Ah, l'importance des "liner notes", ces informations qui se trouvent au dos des pochettes de disques, ou à l'intérieur parfois (en fichier joint au Mp3 pour celles et ceux qui usent et abusent de ce format quelque peu bâtard mais si pratique). Oui : l'importance des "liner notes" pour lire la musique, et aller au-delà pour mieux revenir à la source.
Et pourtant tout semble énoncé sur ce maxi 4 titres qui paraît au début des années 80 : Holger Czukay et Jaki Liebezeit sont des membres de l'influent groupe de Krautrock allemand Can, quant à Jah Wobble il est le bassiste fraîchement échappé de Public Image Ltd, groupe fondé par John Lydon après la dissolution des Sex Pistols, se démarquant de ces derniers par un son hautement inspiré des autres krautrockers allemands de Neu! (pour avoir une idée plus précise écoutez Hero de leur album de 75 par exemple).
Public Image Ltd est cité à raison comme l'un des groupes les plus influents de la mouvance post-punk. En effet, et dès le début en 1978, Public Image Ltd sauve leur punk-rock rabaché jusqu'à la nausée avec des influences aussi diverses que le rock progressif et le dub, expérimentant bien souvent à la façon de Can (écoutez par exemple le titre Quantum physics tiré de l'album Soon over Babaluma, 1974). Cette originalité chez Public Image va prendre son principal essor avec les albums Metal Box et Flowers of Romance, respectivement parus en 1979 et 1981. Mais c'est une tendance qui se retrouve chez de nombreux groupes à cette époque : A Certain Ratio, Rema Rema, The Clash, et même New Order (écoutez les Peel sessions de 1982 et le titre Turn the heater on, ou bien le superbe Truth sur leur premier album, Movement, paru en 1981!).
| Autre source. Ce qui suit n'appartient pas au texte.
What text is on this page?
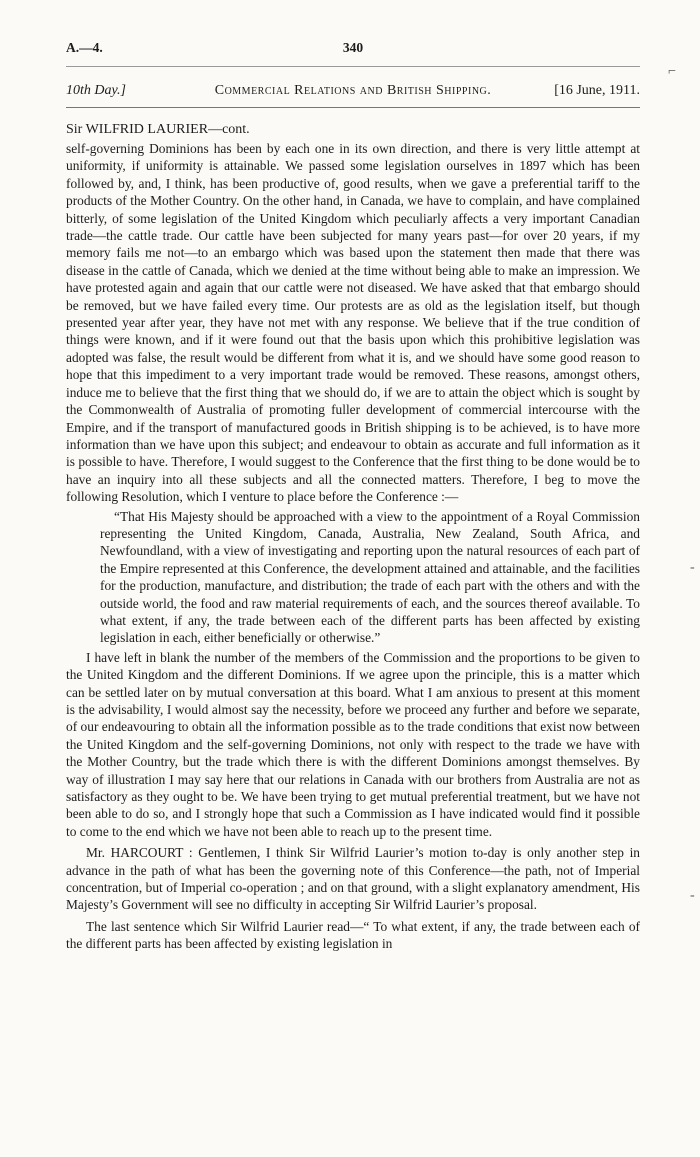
⌐
‐
‐
A.—4.	340
10th Day.]	Commercial Relations and British Shipping.	[16 June, 1911.
Sir WILFRID LAURIER—cont.

self-governing Dominions has been by each one in its own direction, and there is very little attempt at uniformity, if uniformity is attainable. We passed some legislation ourselves in 1897 which has been followed by, and, I think, has been productive of, good results, when we gave a preferential tariff to the products of the Mother Country. On the other hand, in Canada, we have to complain, and have complained bitterly, of some legislation of the United Kingdom which peculiarly affects a very important Canadian trade—the cattle trade. Our cattle have been subjected for many years past—for over 20 years, if my memory fails me not—to an embargo which was based upon the statement then made that there was disease in the cattle of Canada, which we denied at the time without being able to make an impression. We have protested again and again that our cattle were not diseased. We have asked that that embargo should be removed, but we have failed every time. Our protests are as old as the legislation itself, but though presented year after year, they have not met with any response. We believe that if the true condition of things were known, and if it were found out that the basis upon which this prohibitive legislation was adopted was false, the result would be different from what it is, and we should have some good reason to hope that this impediment to a very important trade would be removed. These reasons, amongst others, induce me to believe that the first thing that we should do, if we are to attain the object which is sought by the Commonwealth of Australia of promoting fuller development of commercial intercourse with the Empire, and if the transport of manufactured goods in British shipping is to be achieved, is to have more information than we have upon this subject; and endeavour to obtain as accurate and full information as it is possible to have. Therefore, I would suggest to the Conference that the first thing to be done would be to have an inquiry into all these subjects and all the connected matters. Therefore, I beg to move the following Resolution, which I venture to place before the Conference :—

“That His Majesty should be approached with a view to the appointment of a Royal Commission representing the United Kingdom, Canada, Australia, New Zealand, South Africa, and Newfoundland, with a view of investigating and reporting upon the natural resources of each part of the Empire represented at this Conference, the development attained and attainable, and the facilities for the production, manufacture, and distribution; the trade of each part with the others and with the outside world, the food and raw material requirements of each, and the sources thereof available. To what extent, if any, the trade between each of the different parts has been affected by existing legislation in each, either beneficially or otherwise.”

I have left in blank the number of the members of the Commission and the proportions to be given to the United Kingdom and the different Dominions. If we agree upon the principle, this is a matter which can be settled later on by mutual conversation at this board. What I am anxious to present at this moment is the advisability, I would almost say the necessity, before we proceed any further and before we separate, of our endeavouring to obtain all the information possible as to the trade conditions that exist now between the United Kingdom and the self-governing Dominions, not only with respect to the trade we have with the Mother Country, but the trade which there is with the different Dominions amongst themselves. By way of illustration I may say here that our relations in Canada with our brothers from Australia are not as satisfactory as they ought to be. We have been trying to get mutual preferential treatment, but we have not been able to do so, and I strongly hope that such a Commission as I have indicated would find it possible to come to the end which we have not been able to reach up to the present time.

Mr. HARCOURT : Gentlemen, I think Sir Wilfrid Laurier’s motion to-day is only another step in advance in the path of what has been the governing note of this Conference—the path, not of Imperial concentration, but of Imperial co-operation ; and on that ground, with a slight explanatory amendment, His Majesty’s Government will see no difficulty in accepting Sir Wilfrid Laurier’s proposal.

The last sentence which Sir Wilfrid Laurier read—“ To what extent, if any, the trade between each of the different parts has been affected by existing legislation in
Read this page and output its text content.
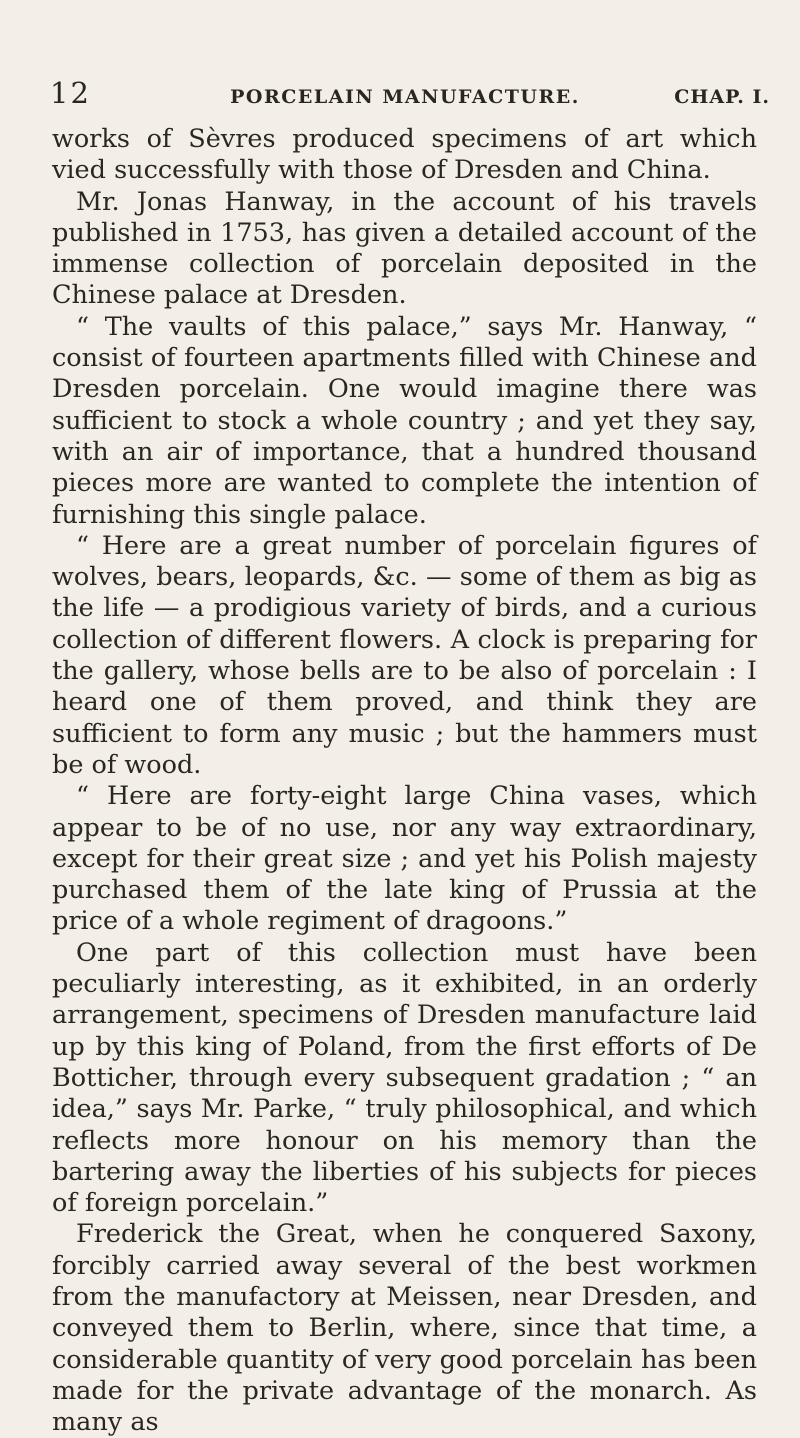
12	PORCELAIN MANUFACTURE.	CHAP. I.

works of Sèvres produced specimens of art which vied successfully with those of Dresden and China.

Mr. Jonas Hanway, in the account of his travels published in 1753, has given a detailed account of the immense collection of porcelain deposited in the Chinese palace at Dresden.

“ The vaults of this palace,” says Mr. Hanway, “ consist of fourteen apartments filled with Chinese and Dresden porcelain. One would imagine there was sufficient to stock a whole country ; and yet they say, with an air of importance, that a hundred thousand pieces more are wanted to complete the intention of furnishing this single palace.

“ Here are a great number of porcelain figures of wolves, bears, leopards, &c. — some of them as big as the life — a prodigious variety of birds, and a curious collection of different flowers. A clock is preparing for the gallery, whose bells are to be also of porcelain : I heard one of them proved, and think they are sufficient to form any music ; but the hammers must be of wood.

“ Here are forty-eight large China vases, which appear to be of no use, nor any way extraordinary, except for their great size ; and yet his Polish majesty purchased them of the late king of Prussia at the price of a whole regiment of dragoons.”

One part of this collection must have been peculiarly interesting, as it exhibited, in an orderly arrangement, specimens of Dresden manufacture laid up by this king of Poland, from the first efforts of De Botticher, through every subsequent gradation ; “ an idea,” says Mr. Parke, “ truly philosophical, and which reflects more honour on his memory than the bartering away the liberties of his subjects for pieces of foreign porcelain.”

Frederick the Great, when he conquered Saxony, forcibly carried away several of the best workmen from the manufactory at Meissen, near Dresden, and conveyed them to Berlin, where, since that time, a considerable quantity of very good porcelain has been made for the private advantage of the monarch. As many as
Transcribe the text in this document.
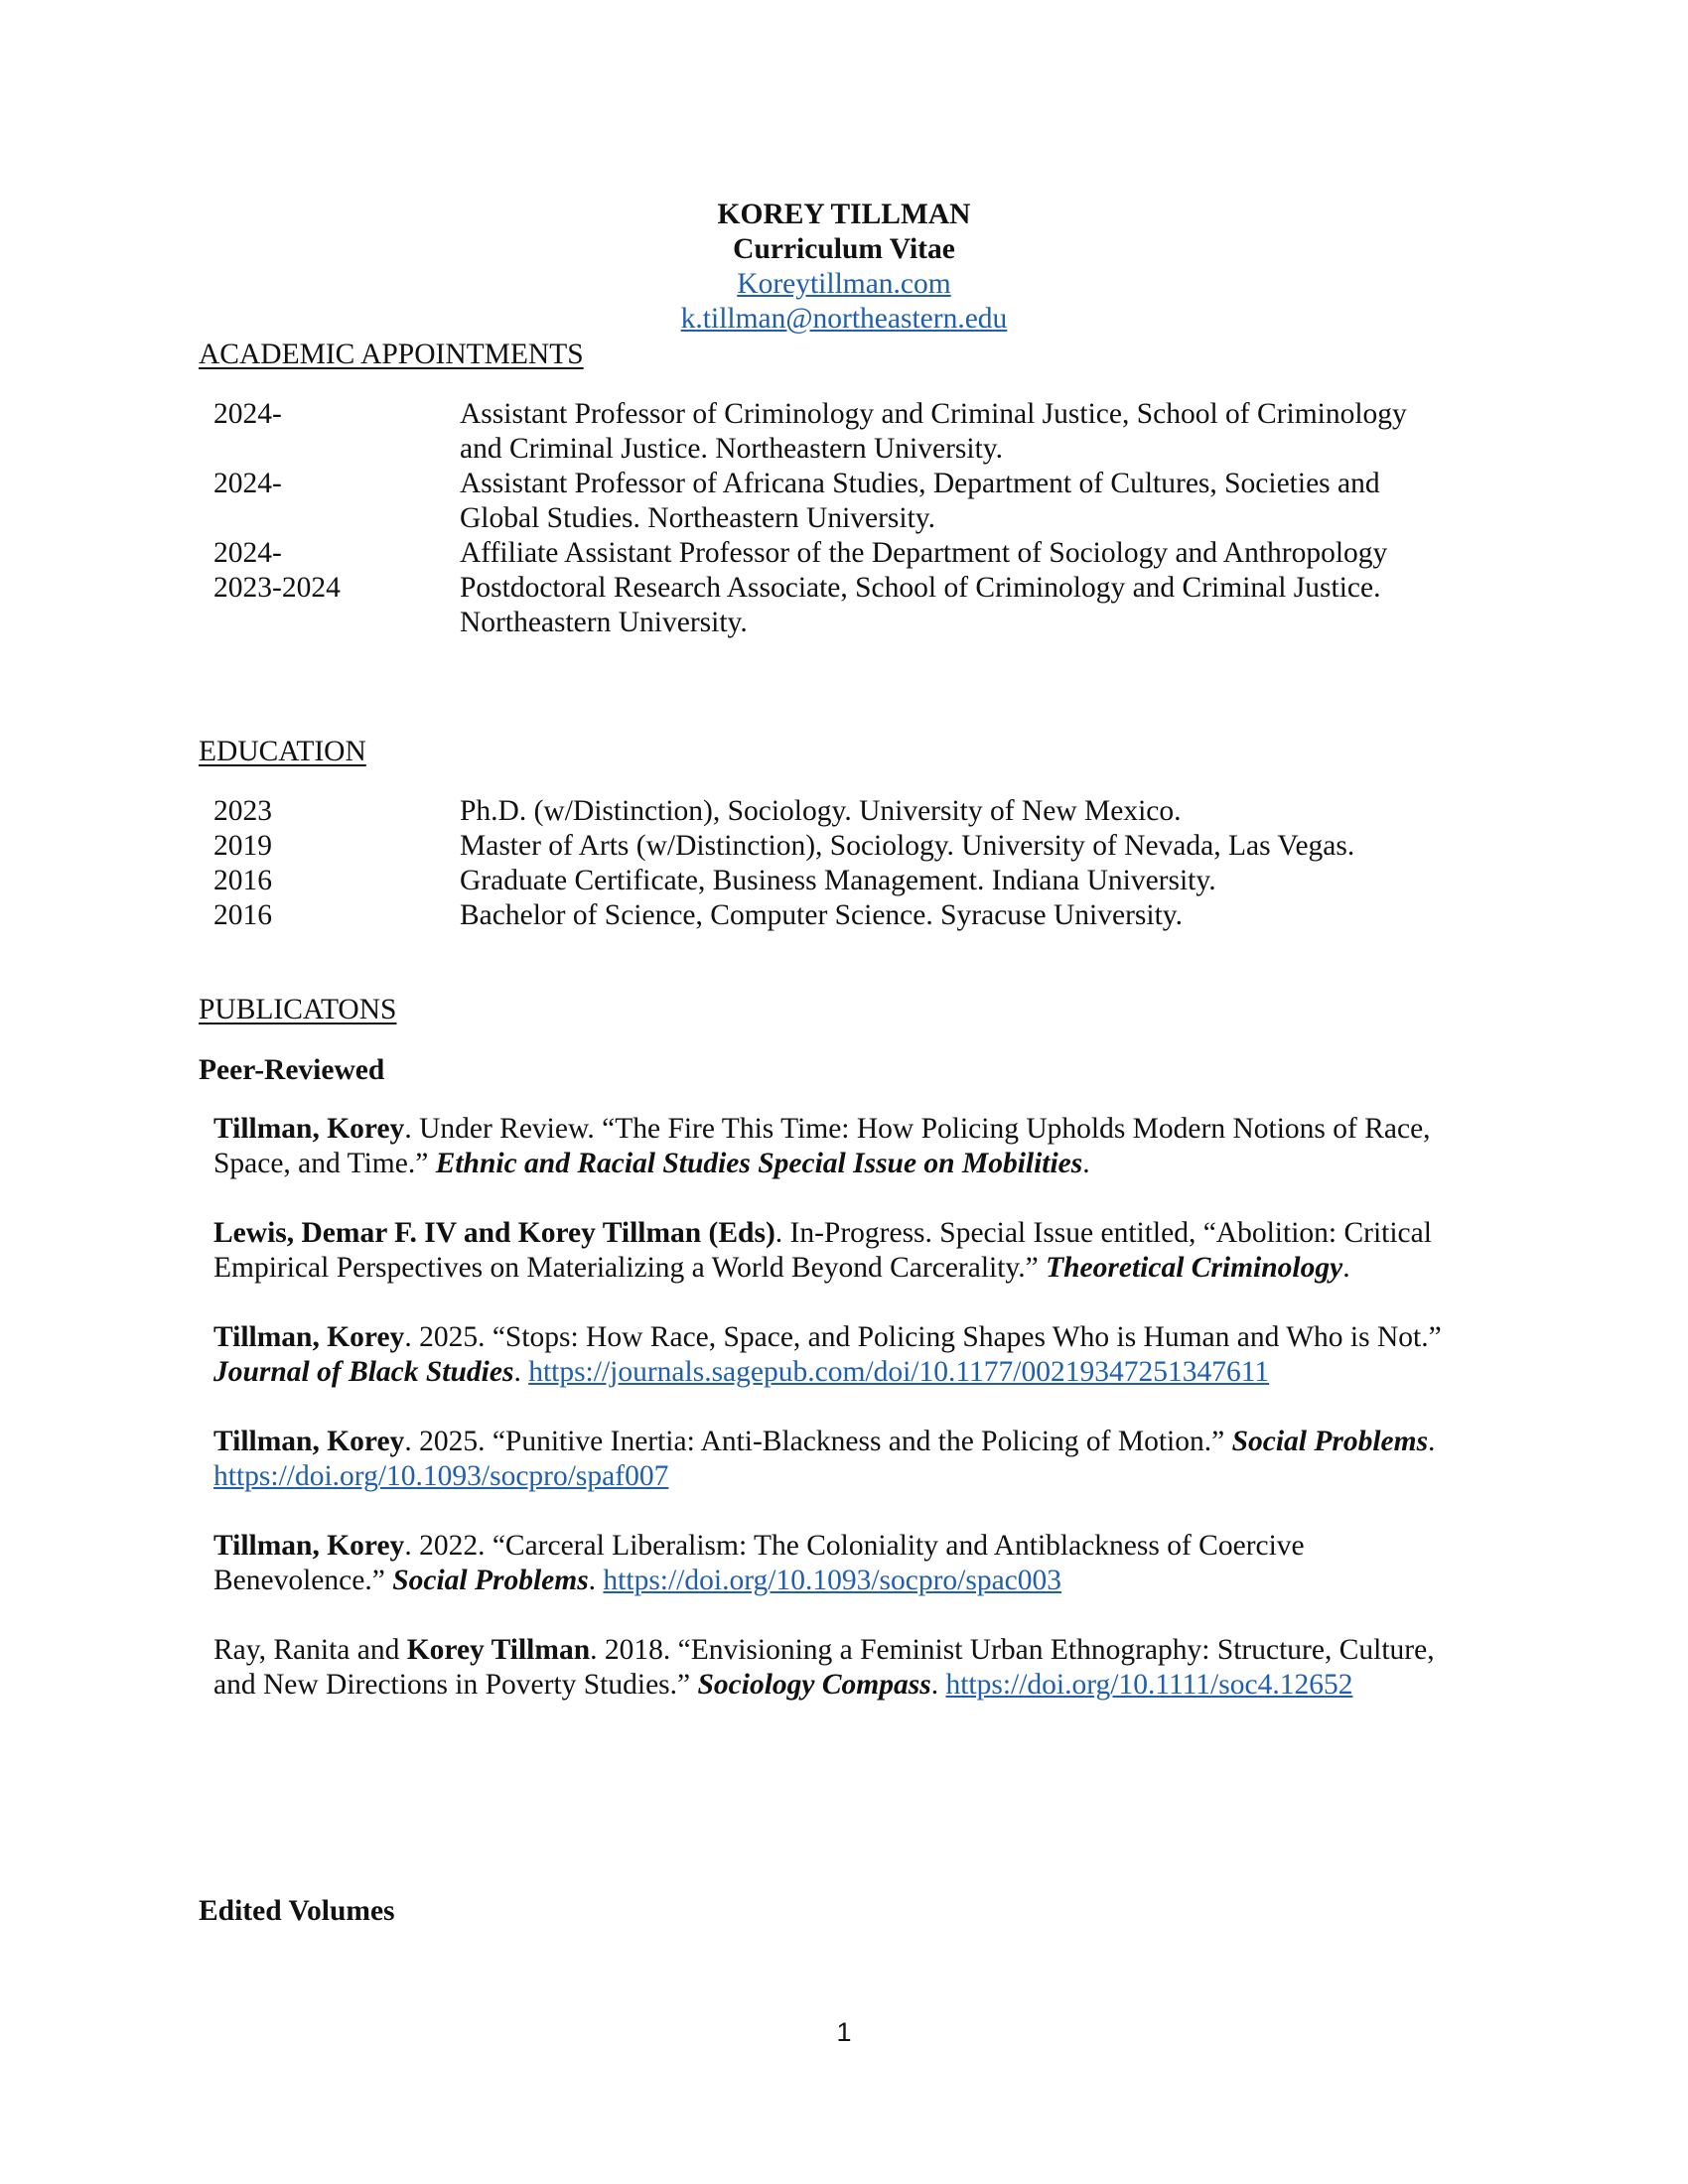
KOREY TILLMAN
Curriculum Vitae
Koreytillman.com
k.tillman@northeastern.edu
ACADEMIC APPOINTMENTS
2024-	Assistant Professor of Criminology and Criminal Justice, School of Criminology and Criminal Justice. Northeastern University.
2024-	Assistant Professor of Africana Studies, Department of Cultures, Societies and Global Studies. Northeastern University.
2024-	Affiliate Assistant Professor of the Department of Sociology and Anthropology
2023-2024	Postdoctoral Research Associate, School of Criminology and Criminal Justice. Northeastern University.
EDUCATION
2023	Ph.D. (w/Distinction), Sociology. University of New Mexico.
2019	Master of Arts (w/Distinction), Sociology. University of Nevada, Las Vegas.
2016	Graduate Certificate, Business Management. Indiana University.
2016	Bachelor of Science, Computer Science. Syracuse University.
PUBLICATONS
Peer-Reviewed
Tillman, Korey. Under Review. “The Fire This Time: How Policing Upholds Modern Notions of Race, Space, and Time.” Ethnic and Racial Studies Special Issue on Mobilities.
Lewis, Demar F. IV and Korey Tillman (Eds). In-Progress. Special Issue entitled, “Abolition: Critical Empirical Perspectives on Materializing a World Beyond Carcerality.” Theoretical Criminology.
Tillman, Korey. 2025. “Stops: How Race, Space, and Policing Shapes Who is Human and Who is Not.” Journal of Black Studies. https://journals.sagepub.com/doi/10.1177/00219347251347611
Tillman, Korey. 2025. “Punitive Inertia: Anti-Blackness and the Policing of Motion.” Social Problems. https://doi.org/10.1093/socpro/spaf007
Tillman, Korey. 2022. “Carceral Liberalism: The Coloniality and Antiblackness of Coercive Benevolence.” Social Problems. https://doi.org/10.1093/socpro/spac003
Ray, Ranita and Korey Tillman. 2018. “Envisioning a Feminist Urban Ethnography: Structure, Culture, and New Directions in Poverty Studies.” Sociology Compass. https://doi.org/10.1111/soc4.12652
Edited Volumes
1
Et 1981 c'est l'année de la sortie de ce disque sans titre où l'on trouve ainsi réunis, pour le meilleur et sans le pire, Jaki Liebezeit, Holger Czukay et Jah Wobble. La pochette est sobre, paysage noir-blanc en forme de voie de garage qui évoque plus un disque de Throbbing Gristle (le 7" United, non?) qu'un disque de dub... mais loin d'une longue déclinaison de gris, le disque se révèle hautement coloré dès la premiêre écoute, alchimie réussie de sonorités new-wave, post-punk, expérimentales, dub, etc., surtout sur How much they cost avec son rythme électronique syncopé et sa basse au son si chaud. La voix de Jah Wobble fait penser à Shaun Ryder des Happy Mondays, mais c'est déjà une autre histoire... En dehors de ce premier titre, le plus compatible avec les pistes de danse d'ailleurs, les trois autres titres sont nettement plus sombres mais gardent un certain éclat dû à la qualité de l'enregistrement. Si le son si distinctif de Joy Division a été créé par Martin Hannett, c'est ici Conny Plank qui est aux commandes depuis son mythique studio près de Cologne - pour l'anecdote, ce studio qui a vu passer la crème de la crème du Krautrock, puis des groupes comme DAF, Ultravox, Killing Joke et Gianna Nannini (on ne choisit pas toujours qui on produit...), et ce jusqu'à la disparition de Conny Plank en 1987, a été démantelé et ré-installé en 2007 au Rock & Pop Museum de Gronau, en Allemagne bien sûr, où il est possible de venir enregistrer encore aujourd'hui !
Mais les liner notes dans tout ça, me direz-vous ? Eh bien j'y arrive, puisque pour clôturer celles-ci, sur le verso, on trouve cette ligne : "This record is dedicated to Ian Curtis". Jah Wobble a en effet vu Joy Division en 1979, durant le festival post-punk Futurama. Après le suicide de Ian Curtis, Jah Wobble, visiblement très touché, confiera son admiration pour Joy Division, et surtout pour son chanteur. Ainsi la boucle est bouclée, et ce EP est une perle à (re)découvrir pour tout fan de musique post-punk...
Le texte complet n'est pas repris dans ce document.